Last week a $26 billion mortgage relief settlement deal was reached with five of the nation’s largest banks. Although a good portion of the funds, approximately $17 billion, will be used to reduce the principal balance for eligible underwater homeowners another $2.5 billion may not even be used for anything related to mortgage relief.


According to a report, states that participated in the settlement will be receiving $2.5 billion. However, these states have leeway with how the funds are used and some of the money may end up padding state budgets instead of helping the beleaguered housing market. One such state is Wisconsin.

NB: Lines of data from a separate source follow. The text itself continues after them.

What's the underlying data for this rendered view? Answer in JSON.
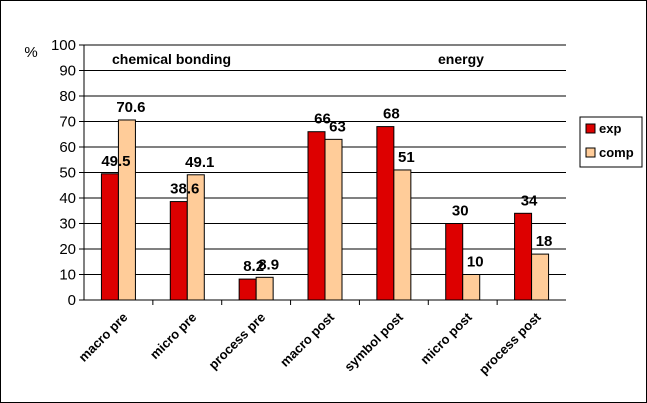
{
  "chart_data": {
    "type": "bar",
    "ylabel": "%",
    "ylim": [
      0,
      100
    ],
    "yticks": [
      0,
      10,
      20,
      30,
      40,
      50,
      60,
      70,
      80,
      90,
      100
    ],
    "categories": [
      "macro pre",
      "micro pre",
      "process pre",
      "macro post",
      "symbol post",
      "micro post",
      "process post"
    ],
    "series": [
      {
        "name": "exp",
        "color": "#dd0000",
        "values": [
          49.5,
          38.6,
          8.2,
          66,
          68,
          30,
          34
        ],
        "labels": [
          "49.5",
          "38.6",
          "8.2",
          "66",
          "68",
          "30",
          "34"
        ]
      },
      {
        "name": "comp",
        "color": "#ffcc99",
        "values": [
          70.6,
          49.1,
          8.9,
          63,
          51,
          10,
          18
        ],
        "labels": [
          "70.6",
          "49.1",
          "8.9",
          "63",
          "51",
          "10",
          "18"
        ]
      }
    ],
    "annotations": [
      "chemical bonding",
      "energy"
    ],
    "grid": true,
    "legend_position": "right"
  }
}
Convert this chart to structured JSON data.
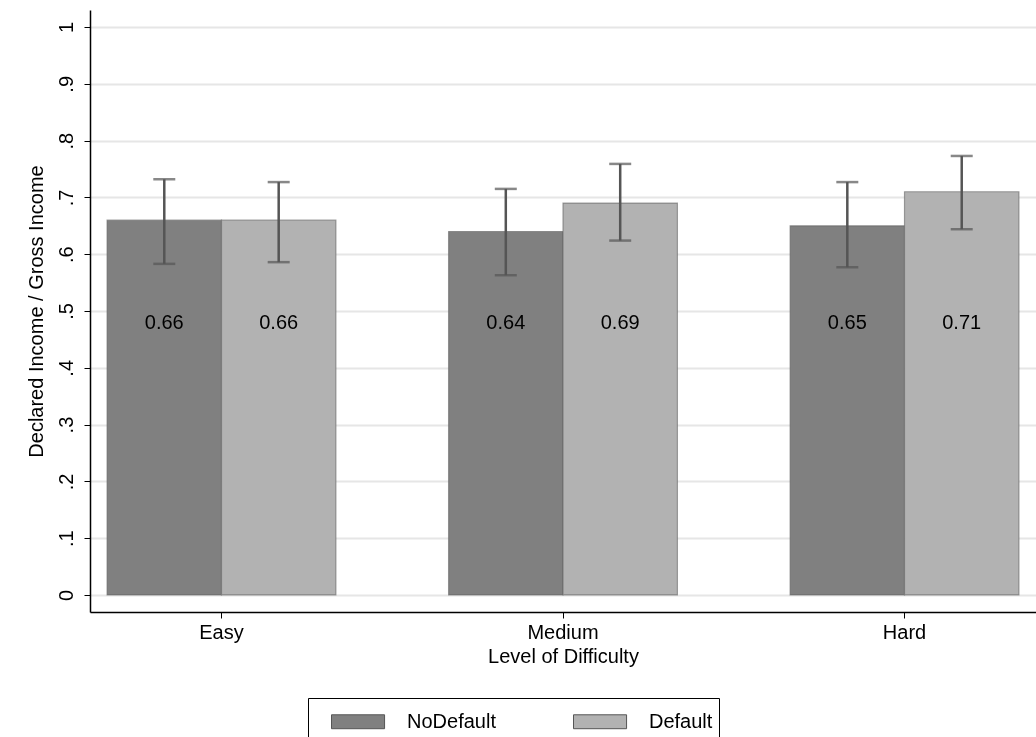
{
  "chart_data": {
    "type": "bar",
    "xlabel": "Level of Difficulty",
    "ylabel": "Declared Income / Gross Income",
    "categories": [
      "Easy",
      "Medium",
      "Hard"
    ],
    "series": [
      {
        "name": "NoDefault",
        "color": "#808080",
        "values": [
          0.66,
          0.64,
          0.65
        ],
        "errors": [
          [
            0.583,
            0.732
          ],
          [
            0.563,
            0.715
          ],
          [
            0.577,
            0.727
          ]
        ]
      },
      {
        "name": "Default",
        "color": "#b2b2b2",
        "values": [
          0.66,
          0.69,
          0.71
        ],
        "errors": [
          [
            0.586,
            0.727
          ],
          [
            0.624,
            0.759
          ],
          [
            0.644,
            0.773
          ]
        ]
      }
    ],
    "ylim": [
      -0.03,
      1.03
    ],
    "yticks": [
      0,
      {
        "value": 0.1,
        "label": ".1"
      },
      {
        "value": 0.2,
        "label": ".2"
      },
      {
        "value": 0.3,
        "label": ".3"
      },
      {
        "value": 0.4,
        "label": ".4"
      },
      {
        "value": 0.5,
        "label": ".5"
      },
      {
        "value": 0.6,
        "label": ".6"
      },
      {
        "value": 0.7,
        "label": ".7"
      },
      {
        "value": 0.8,
        "label": ".8"
      },
      {
        "value": 0.9,
        "label": ".9"
      },
      1
    ],
    "grid": "y",
    "legend": "bottom",
    "data_labels": true
  }
}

“Wisconsin, meanwhile, is putting $25.6 million into its general fund to plug a $143.2 million budget hole. The state legislature will decide how to use the money. The attorney general will hold onto the remaining $6 million, which it may use for housing-related programs.” Source: CNNMoney


Georgia is another state that may not use its settlement funds for mortgage relief programs. The state will be receiving a $104 million payout but the funds will be deposited into the state’s Treasury until the Georgia General Assembly determines how the funds will be used.

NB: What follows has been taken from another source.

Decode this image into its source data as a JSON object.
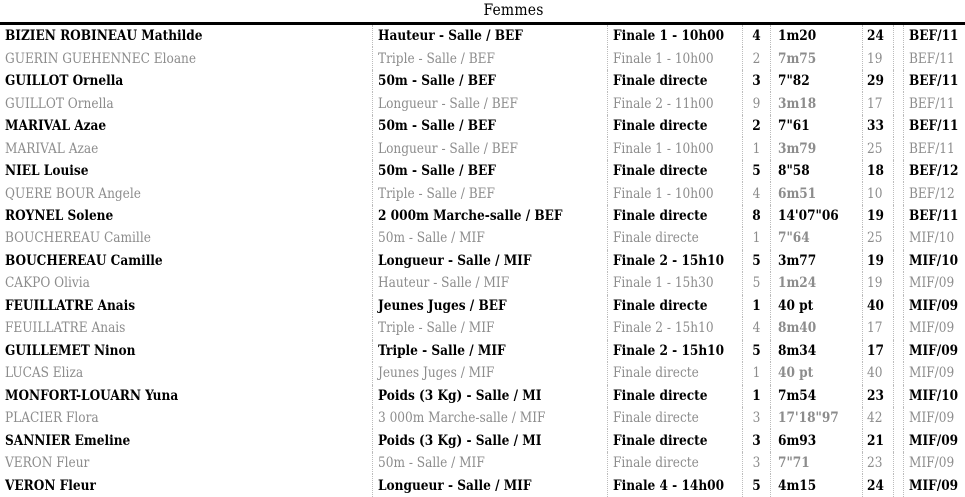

Karen Brown, director of the Home Defense Program at the Atlanta Legal Aid Society, discussed the state’s mortgage woes with WABE’s Denis O’Hayer during a Monday radio interview. During the conversation Brown commented on Georgia’s housing market, which ranked fourth in the nation for foreclosures in the third quarter of 2011.

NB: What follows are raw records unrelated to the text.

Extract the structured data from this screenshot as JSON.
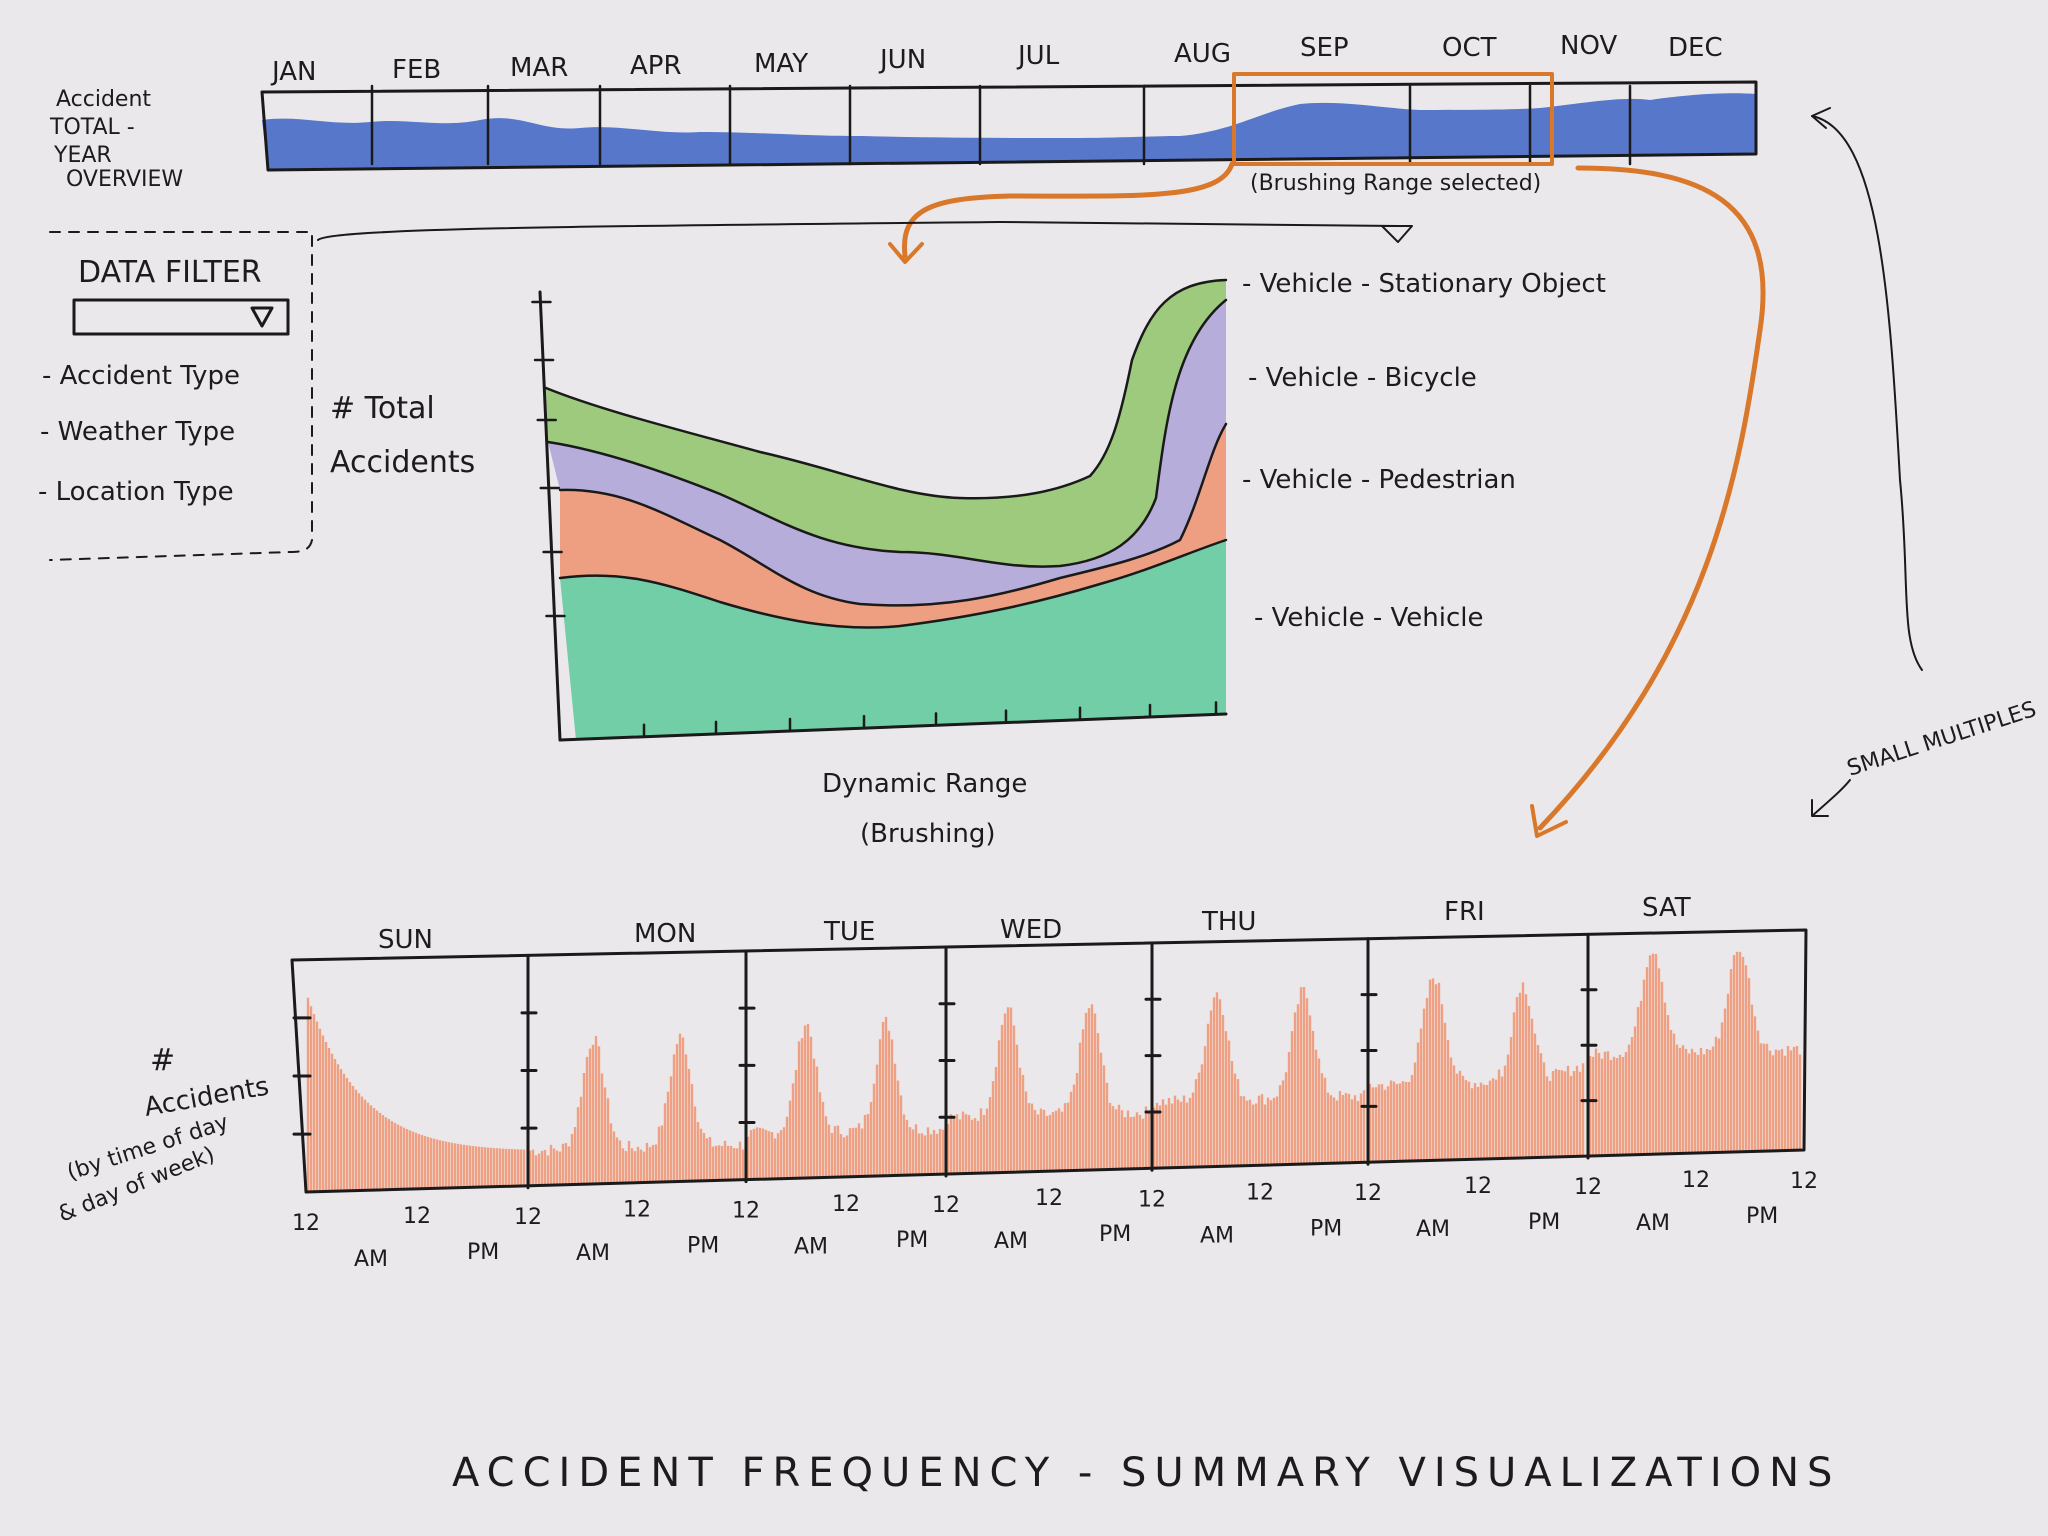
{
  "title": "ACCIDENT FREQUENCY - SUMMARY VISUALIZATIONS",
  "overview": {
    "label_lines": [
      "Accident",
      "TOTAL -",
      "YEAR",
      "OVERVIEW"
    ],
    "months": [
      "JAN",
      "FEB",
      "MAR",
      "APR",
      "MAY",
      "JUN",
      "JUL",
      "AUG",
      "SEP",
      "OCT",
      "NOV",
      "DEC"
    ],
    "brush_note": "(Brushing Range selected)",
    "brush_months": [
      "SEP",
      "OCT",
      "NOV"
    ],
    "colors": {
      "area": "#3d63c4",
      "brush": "#d9782a"
    }
  },
  "filter": {
    "title": "DATA FILTER",
    "dropdown_icon": "triangle-down-icon",
    "items": [
      "- Accident Type",
      "- Weather Type",
      "- Location Type"
    ]
  },
  "stream": {
    "y_label_lines": [
      "# Total",
      "Accidents"
    ],
    "x_label_lines": [
      "Dynamic Range",
      "(Brushing)"
    ],
    "layers": [
      {
        "label": "- Vehicle - Stationary Object",
        "color": "#8fc46a"
      },
      {
        "label": "- Vehicle - Bicycle",
        "color": "#a59ad6"
      },
      {
        "label": "- Vehicle - Pedestrian",
        "color": "#ef8c68"
      },
      {
        "label": "- Vehicle - Vehicle",
        "color": "#5cc99a"
      }
    ]
  },
  "week": {
    "y_label_lines": [
      "#",
      "Accidents",
      "(by time of day",
      "& day of week)"
    ],
    "days": [
      "SUN",
      "MON",
      "TUE",
      "WED",
      "THU",
      "FRI",
      "SAT"
    ],
    "tick_hour": "12",
    "am": "AM",
    "pm": "PM",
    "bar_color": "#f0875f"
  },
  "small_multiples": "SMALL MULTIPLES"
}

During that same time period 14 percent of first mortgages in the state were either delinquent or in foreclosure. Obviously the state’s economy could see significant benefits if the $104 million was used for direct mortgage relief efforts, preventing tens of thousands of additional homes from entering into foreclosure.


Unfortunately the way the settlement was structured, the 49 states receiving funds (all states except for Oklahoma) will have quite a bit of discretion in how the funds are used. While budget gaps are a major concern for state legislators, providing mortgage relief could have a more direct and positive impact on a state’s economy than simply filling holes in a budget.